We have learned that J Street is not the grassroots group it has made itself out to be; rather, it is but one anti-Israel organization that George Soros had founded and funded. It isn’t simply $750,000 for J Street to advance its (or rather, Soros’s) Israel-bashing agenda. There is also Human Rights Watch.
As many others have documented, Human Rights Watch is another exercise in false advertising. Noah Pollak has adeptly analyzed HRW’s anti-Israel agenda, which has featured infamous figures like Joe Stork. Who is HRW’s sugar daddy? None other than George Soros — to the tune of $100 million.
Then there is MoveOn.org, the leftist group that ran the infamous “General Betray-us” ads and sought to move the Democratic Party and the country left. Who was the founder and financier of MoveOn.org? Well, it wasn’t netroots sending in pennies and dimes. It was Soros, who fed the group $5 million. With his pocket change ($20,000), he also contributed to the legal defense fund for terrorist’s lawyer Lynne Stewart.
The pattern is clear here: where there is a well-funded group seeking to undermine the U.S.-Israel relationship, delegitimize Israel, or push for America’s retreat from the world, it’s a good bet Soros is behind it. HRW and J Street should be seen in that light — the facade for a billionaire whose animosity toward Israel is well documented and who figuratively and literally bets against the West. (He bragged in 1992 that he broke the Bank of England by selling short $10 billion in British pound sterling.) A pro-Israel activist sums up (I have provided links for reference purposes):
Jeremy Ben Ami says he wants to change the meaning of “pro-Israel,” and now this week we hear from him what we’ve suspected all along: that J Street is “with the values and principles” of George Soros, and we all know what that means when it comes to Israel. His $100m gift to Human Rights Watch after their founder denounces them in the New York Times as obsessed with Israel and having lost all moral basis, their top military analyst is outed as an avid collector of Nazi memorabilia, and the head of their Middle East division, who has a poster in her office for a movie praising suicide bombing, is caught with her hand in the Saudi cookie jar begging for money to beat up on Israel, is a vivid reminder of who J Street’s mentor is.
And, of course, at the center of this operation is Soros’s right-hand man, Mort Halperin, who heads Soros’s OSI (the entity that spreads Soros’s money around). Follow the bouncing ball: Halperin is OSI’s senior adviser, but he’s also on Soros Street’s advisory council to keep an eye on Soros’s investment. And to boot, he wrote Richard Goldstone’s defense. How efficient.

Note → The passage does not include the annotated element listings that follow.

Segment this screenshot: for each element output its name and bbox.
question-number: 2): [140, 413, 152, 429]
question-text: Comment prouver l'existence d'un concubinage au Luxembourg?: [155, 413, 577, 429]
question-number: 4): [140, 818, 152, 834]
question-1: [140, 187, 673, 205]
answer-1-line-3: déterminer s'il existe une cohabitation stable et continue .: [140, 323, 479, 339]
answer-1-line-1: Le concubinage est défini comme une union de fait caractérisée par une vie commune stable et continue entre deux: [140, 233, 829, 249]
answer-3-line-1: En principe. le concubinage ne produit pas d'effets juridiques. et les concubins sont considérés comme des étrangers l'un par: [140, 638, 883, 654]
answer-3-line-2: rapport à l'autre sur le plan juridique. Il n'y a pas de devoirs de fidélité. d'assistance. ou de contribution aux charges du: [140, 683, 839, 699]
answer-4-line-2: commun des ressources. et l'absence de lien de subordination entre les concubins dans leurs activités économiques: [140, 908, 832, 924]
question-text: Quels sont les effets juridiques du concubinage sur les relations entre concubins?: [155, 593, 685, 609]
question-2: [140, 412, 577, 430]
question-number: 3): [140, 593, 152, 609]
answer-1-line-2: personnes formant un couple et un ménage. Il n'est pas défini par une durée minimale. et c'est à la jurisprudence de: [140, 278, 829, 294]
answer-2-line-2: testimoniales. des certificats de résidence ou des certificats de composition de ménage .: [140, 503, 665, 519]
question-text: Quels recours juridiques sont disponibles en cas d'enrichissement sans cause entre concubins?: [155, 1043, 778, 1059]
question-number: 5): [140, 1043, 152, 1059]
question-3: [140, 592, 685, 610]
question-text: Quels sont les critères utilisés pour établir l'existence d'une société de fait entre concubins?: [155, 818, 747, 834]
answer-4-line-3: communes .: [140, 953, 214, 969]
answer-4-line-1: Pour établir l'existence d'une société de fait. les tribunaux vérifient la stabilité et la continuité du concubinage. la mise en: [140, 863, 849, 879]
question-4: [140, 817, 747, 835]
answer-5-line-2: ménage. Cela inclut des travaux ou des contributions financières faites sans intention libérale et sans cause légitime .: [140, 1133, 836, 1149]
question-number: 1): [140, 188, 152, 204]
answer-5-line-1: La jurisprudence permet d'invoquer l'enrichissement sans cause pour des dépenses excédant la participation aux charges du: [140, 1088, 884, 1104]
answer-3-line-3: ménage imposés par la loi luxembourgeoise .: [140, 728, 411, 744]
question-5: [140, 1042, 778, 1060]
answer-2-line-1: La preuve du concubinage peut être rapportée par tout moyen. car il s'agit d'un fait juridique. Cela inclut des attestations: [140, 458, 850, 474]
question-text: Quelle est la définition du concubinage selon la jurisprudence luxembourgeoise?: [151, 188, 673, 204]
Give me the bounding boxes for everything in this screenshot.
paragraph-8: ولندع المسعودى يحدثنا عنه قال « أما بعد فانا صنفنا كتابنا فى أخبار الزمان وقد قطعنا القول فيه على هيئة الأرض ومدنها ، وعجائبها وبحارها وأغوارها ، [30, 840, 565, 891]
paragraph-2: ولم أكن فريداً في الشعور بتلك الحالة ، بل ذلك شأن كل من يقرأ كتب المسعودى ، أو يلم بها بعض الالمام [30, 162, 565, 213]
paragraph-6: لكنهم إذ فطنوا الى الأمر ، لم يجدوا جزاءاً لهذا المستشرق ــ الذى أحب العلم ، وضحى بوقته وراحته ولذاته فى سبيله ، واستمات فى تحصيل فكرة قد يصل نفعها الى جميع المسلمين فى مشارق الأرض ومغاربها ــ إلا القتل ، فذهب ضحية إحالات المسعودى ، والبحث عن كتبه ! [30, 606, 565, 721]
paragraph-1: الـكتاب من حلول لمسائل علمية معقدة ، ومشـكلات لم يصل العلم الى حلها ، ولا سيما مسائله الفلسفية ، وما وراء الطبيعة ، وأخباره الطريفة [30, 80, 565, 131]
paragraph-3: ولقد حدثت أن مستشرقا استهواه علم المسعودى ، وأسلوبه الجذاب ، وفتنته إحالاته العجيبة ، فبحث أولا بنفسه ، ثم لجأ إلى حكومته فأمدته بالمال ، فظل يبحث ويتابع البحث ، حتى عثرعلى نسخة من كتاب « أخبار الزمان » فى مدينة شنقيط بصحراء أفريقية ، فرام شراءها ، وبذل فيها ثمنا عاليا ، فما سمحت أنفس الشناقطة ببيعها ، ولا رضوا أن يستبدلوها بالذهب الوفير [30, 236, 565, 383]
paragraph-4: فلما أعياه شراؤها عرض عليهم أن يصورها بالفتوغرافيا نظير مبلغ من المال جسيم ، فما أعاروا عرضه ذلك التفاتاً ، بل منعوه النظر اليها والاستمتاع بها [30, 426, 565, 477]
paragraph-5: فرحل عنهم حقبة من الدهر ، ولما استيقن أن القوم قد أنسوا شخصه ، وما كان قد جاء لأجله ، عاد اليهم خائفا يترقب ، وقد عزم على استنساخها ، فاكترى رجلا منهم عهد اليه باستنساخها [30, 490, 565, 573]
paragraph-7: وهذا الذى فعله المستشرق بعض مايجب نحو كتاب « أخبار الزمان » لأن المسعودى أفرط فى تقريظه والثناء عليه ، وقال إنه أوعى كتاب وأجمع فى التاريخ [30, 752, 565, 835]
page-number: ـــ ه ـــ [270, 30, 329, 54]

A number of questions remain: How long will J Street survive? Are Jeremy Ben Ami’s days as a Beltway operator over? (The activist comments: “So when Jeremy says he wants to ‘redefine’ the word ‘pro-Israel,’ yeah, he does. So as to include anti-Israel, and hostile to Israel, and ambivalent to Israel, and pretty much anything but actually ‘PRO-Israel.’ The jig is up.”) It will be fascinating to see if the media and politicians grasp that Soros-Halperin groups aren’t genuine expressions of popular opinion but rather the play things of a single billionaire. Will those who receive Soros’s money — think tanks, organizations, politicians — become concerned that they will be viewed as weapons in Soros’s personal arsenal?
And while we are on the subject of shadowy funders, Obama and David Axelrod have been whining about the influence of independent money in America politics. Obama has been obsessing over “corporate money.” (“The only people who don’t want to disclose the truth are people with something to hide.”) He’s furious that “the biggest impediment we have right now is that independent expenditures coming from special interests — who we don’t know because they’re not obligated to disclose their contributions under a Supreme Court decision called Citizens United — means that in some places, you’ve got third parties that are spending millions more than the candidates combined, more than the parties in these states.” Axelrod is incensed about the “audacious stealth campaign being mounted by powerful corporate special interests.” He is so very concerned: “There is still time for the media to shine a light on these front groups. There is still time for an aroused public to rise up against this ominous special-interest hijacking of our elections. There is still time for candidates on both sides of the aisle to take the side of average Americans and challenge these groups to disclose their secret funders.”
So are they ready to call out Soros, demand that he stop flooding elections with his loot, and cut off ties with his lackeys? (One wonders if J Street’s officials will get any more White House visits.) Don’t hold your breath. It’s only the other guys’ money that is a threat; the liberals will — and apparently do — take Soros’s money anytime.